While preferred embodiments of the invention have been shown and described, modifications thereof can be made by one skilled in the art without departing from the spirit and teachings of the invention. The embodiments described herein are exemplary only, and are not intended to be limiting. Many variations and modifications of the invention disclosed herein are possible and are within the scope of the invention. Where numerical ranges or limitations are expressly stated, such express ranges or limitations should be understood to include iterative ranges or limitations of like magnitude falling within the expressly stated ranges or limitations (e.g., from about 1 to about 10 includes, 2, 3, 4, etc.; greater than 0.10 includes 0.11, 0.12, 0.13, etc.). Use of the term “optionally” with respect to any element of a claim is intended to mean that the subject element is required, or alternatively, is not required. Both alternatives are intended to be within the scope of the claim. Use of broader terms such as comprises, includes, having, etc. should be understood to provide support for narrower terms such as consisting of, consisting essentially of, comprised substantially of, etc.

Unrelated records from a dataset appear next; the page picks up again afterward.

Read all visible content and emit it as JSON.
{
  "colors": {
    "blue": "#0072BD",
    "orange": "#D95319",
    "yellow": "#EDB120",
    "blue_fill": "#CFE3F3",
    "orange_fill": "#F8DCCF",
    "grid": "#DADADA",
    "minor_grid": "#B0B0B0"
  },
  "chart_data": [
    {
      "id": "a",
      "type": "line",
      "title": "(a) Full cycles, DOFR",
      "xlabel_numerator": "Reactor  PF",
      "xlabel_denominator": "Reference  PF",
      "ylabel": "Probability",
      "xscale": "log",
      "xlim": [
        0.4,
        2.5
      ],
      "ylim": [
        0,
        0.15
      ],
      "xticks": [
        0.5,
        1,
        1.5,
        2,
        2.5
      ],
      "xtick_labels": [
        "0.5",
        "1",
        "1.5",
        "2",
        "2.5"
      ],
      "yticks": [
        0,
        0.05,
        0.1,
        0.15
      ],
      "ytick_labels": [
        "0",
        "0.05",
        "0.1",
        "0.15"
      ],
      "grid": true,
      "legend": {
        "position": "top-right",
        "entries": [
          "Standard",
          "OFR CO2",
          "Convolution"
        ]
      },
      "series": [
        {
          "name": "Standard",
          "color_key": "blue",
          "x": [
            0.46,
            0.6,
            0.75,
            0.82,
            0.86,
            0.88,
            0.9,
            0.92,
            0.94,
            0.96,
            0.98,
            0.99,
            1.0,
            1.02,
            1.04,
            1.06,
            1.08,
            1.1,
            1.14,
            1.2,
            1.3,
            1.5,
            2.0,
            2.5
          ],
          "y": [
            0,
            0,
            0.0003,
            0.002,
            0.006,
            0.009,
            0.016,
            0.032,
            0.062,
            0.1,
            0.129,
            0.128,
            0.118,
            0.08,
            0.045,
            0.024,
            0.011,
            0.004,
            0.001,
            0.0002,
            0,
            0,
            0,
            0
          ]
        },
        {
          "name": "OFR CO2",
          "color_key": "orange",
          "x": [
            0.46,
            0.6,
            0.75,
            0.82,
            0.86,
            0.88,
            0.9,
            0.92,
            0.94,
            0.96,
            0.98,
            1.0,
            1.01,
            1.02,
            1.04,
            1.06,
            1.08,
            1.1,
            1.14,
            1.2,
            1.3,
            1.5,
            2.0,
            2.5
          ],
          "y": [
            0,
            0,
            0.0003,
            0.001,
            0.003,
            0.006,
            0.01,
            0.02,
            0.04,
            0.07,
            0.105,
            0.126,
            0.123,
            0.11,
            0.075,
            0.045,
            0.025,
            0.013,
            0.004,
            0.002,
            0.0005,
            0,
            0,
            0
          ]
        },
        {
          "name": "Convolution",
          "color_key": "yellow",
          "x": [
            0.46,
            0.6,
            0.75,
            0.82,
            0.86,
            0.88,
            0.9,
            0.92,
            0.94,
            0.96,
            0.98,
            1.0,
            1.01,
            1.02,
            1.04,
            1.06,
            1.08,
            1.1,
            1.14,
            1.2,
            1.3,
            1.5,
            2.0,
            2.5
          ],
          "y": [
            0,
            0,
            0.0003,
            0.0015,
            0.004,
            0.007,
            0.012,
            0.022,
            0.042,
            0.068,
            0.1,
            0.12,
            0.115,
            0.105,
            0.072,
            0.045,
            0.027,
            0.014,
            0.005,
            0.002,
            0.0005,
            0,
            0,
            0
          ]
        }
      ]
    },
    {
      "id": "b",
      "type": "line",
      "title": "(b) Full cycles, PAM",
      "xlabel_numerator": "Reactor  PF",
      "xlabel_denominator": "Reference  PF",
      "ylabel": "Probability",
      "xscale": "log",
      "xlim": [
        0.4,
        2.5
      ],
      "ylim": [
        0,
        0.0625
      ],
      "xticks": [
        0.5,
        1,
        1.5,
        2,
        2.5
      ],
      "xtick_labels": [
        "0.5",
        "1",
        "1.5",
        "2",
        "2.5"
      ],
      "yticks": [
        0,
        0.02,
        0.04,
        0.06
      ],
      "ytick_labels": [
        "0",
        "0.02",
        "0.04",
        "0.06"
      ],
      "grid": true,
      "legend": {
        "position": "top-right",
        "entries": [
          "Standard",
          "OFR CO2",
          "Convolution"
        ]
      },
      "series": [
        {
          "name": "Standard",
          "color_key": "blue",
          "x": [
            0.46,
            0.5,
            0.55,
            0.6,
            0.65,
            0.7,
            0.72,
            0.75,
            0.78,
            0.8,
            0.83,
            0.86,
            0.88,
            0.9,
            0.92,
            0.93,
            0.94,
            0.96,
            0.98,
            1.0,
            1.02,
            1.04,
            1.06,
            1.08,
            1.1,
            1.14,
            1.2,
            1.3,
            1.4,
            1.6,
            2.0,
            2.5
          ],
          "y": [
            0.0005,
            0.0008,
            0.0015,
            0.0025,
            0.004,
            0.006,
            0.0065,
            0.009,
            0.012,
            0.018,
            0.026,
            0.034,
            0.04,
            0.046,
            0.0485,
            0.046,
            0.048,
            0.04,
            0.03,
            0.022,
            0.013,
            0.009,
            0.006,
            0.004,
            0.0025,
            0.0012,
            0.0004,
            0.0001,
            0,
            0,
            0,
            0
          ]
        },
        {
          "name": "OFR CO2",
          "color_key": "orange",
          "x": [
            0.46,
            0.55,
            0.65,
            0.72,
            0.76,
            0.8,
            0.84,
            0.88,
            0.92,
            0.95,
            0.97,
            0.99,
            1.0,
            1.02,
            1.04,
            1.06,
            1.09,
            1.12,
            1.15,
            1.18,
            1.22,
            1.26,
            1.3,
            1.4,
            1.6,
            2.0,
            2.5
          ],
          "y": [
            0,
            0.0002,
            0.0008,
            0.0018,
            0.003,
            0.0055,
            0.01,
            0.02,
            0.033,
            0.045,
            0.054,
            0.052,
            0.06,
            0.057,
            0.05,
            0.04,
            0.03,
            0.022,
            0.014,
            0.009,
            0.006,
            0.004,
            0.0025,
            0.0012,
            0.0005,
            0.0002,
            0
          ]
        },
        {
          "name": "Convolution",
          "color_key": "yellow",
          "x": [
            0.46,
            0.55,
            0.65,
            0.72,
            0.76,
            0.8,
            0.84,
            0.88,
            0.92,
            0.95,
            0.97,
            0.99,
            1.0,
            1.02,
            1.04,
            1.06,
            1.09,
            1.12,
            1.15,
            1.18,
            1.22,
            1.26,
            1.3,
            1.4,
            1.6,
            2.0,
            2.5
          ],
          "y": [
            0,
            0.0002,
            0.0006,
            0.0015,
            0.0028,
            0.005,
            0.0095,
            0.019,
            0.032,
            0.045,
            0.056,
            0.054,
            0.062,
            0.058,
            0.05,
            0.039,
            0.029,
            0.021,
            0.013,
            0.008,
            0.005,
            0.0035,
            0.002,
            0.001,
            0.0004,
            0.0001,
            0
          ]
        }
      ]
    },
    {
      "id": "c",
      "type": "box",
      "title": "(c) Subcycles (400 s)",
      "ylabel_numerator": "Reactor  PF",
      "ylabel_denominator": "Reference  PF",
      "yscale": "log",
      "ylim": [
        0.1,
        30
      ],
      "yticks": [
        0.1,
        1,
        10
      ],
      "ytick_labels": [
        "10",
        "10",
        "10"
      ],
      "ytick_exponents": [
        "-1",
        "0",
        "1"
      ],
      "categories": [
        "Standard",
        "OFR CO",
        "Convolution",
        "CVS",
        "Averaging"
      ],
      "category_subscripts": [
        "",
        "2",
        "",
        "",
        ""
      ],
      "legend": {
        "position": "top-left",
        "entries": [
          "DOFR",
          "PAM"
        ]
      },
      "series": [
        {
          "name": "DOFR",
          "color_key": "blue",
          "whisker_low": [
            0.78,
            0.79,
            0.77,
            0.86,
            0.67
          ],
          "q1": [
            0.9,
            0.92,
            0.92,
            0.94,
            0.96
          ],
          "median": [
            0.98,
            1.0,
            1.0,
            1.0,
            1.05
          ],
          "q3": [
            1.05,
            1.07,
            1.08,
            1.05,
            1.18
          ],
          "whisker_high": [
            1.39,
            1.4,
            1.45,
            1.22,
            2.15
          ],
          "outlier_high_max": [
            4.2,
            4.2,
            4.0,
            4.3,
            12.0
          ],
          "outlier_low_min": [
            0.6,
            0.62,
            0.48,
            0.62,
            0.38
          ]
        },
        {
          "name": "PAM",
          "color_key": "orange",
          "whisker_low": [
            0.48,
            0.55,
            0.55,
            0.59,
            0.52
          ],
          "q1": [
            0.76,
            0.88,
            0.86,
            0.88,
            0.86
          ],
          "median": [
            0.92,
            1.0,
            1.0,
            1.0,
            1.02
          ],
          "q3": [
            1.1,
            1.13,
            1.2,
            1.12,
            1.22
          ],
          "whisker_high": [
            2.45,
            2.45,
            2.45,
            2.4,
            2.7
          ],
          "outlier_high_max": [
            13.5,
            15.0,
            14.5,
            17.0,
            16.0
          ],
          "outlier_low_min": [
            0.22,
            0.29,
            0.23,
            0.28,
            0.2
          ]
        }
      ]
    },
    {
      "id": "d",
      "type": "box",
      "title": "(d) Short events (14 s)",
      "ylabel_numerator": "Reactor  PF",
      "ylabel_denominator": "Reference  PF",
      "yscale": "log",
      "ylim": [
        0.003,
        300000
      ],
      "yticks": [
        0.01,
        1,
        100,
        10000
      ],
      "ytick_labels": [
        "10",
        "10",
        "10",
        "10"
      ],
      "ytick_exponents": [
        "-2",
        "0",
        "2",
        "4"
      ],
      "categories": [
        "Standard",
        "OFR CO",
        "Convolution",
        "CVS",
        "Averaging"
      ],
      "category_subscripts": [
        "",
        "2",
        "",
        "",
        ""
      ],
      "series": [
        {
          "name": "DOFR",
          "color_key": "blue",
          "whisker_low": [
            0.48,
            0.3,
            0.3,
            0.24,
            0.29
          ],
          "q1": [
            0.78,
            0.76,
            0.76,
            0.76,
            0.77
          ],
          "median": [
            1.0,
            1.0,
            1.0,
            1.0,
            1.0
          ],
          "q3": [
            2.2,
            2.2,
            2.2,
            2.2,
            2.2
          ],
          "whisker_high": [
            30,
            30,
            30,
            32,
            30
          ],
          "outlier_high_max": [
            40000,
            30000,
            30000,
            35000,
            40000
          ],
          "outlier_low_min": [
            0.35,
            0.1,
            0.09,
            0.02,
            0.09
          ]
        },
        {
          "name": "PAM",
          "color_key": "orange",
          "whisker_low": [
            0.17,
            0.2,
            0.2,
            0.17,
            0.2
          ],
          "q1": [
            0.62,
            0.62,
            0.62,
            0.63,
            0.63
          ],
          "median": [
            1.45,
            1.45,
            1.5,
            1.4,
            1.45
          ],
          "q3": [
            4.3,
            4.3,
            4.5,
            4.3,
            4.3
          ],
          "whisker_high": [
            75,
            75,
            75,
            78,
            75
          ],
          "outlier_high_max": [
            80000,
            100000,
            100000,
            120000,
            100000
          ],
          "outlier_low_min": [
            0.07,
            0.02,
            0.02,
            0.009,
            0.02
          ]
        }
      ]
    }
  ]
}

Accordingly, the scope of protection is not limited by the description set out above but is only limited by the claims which follow, that scope including all equivalents of the subject matter of the claims. Each and every claim is incorporated into the specification as an embodiment of the present invention. Thus, the claims are a further description and are an addition to the preferred embodiments of the present invention. The discussion of a reference herein is not an admission that it is prior art to the present invention, especially any reference that may have a publication date after the priority date of this application. The disclosures of all patents, patent applications, and publications cited herein are hereby incorporated by reference, to the extent that they provide exemplary, procedural or other details supplementary to those set forth herein.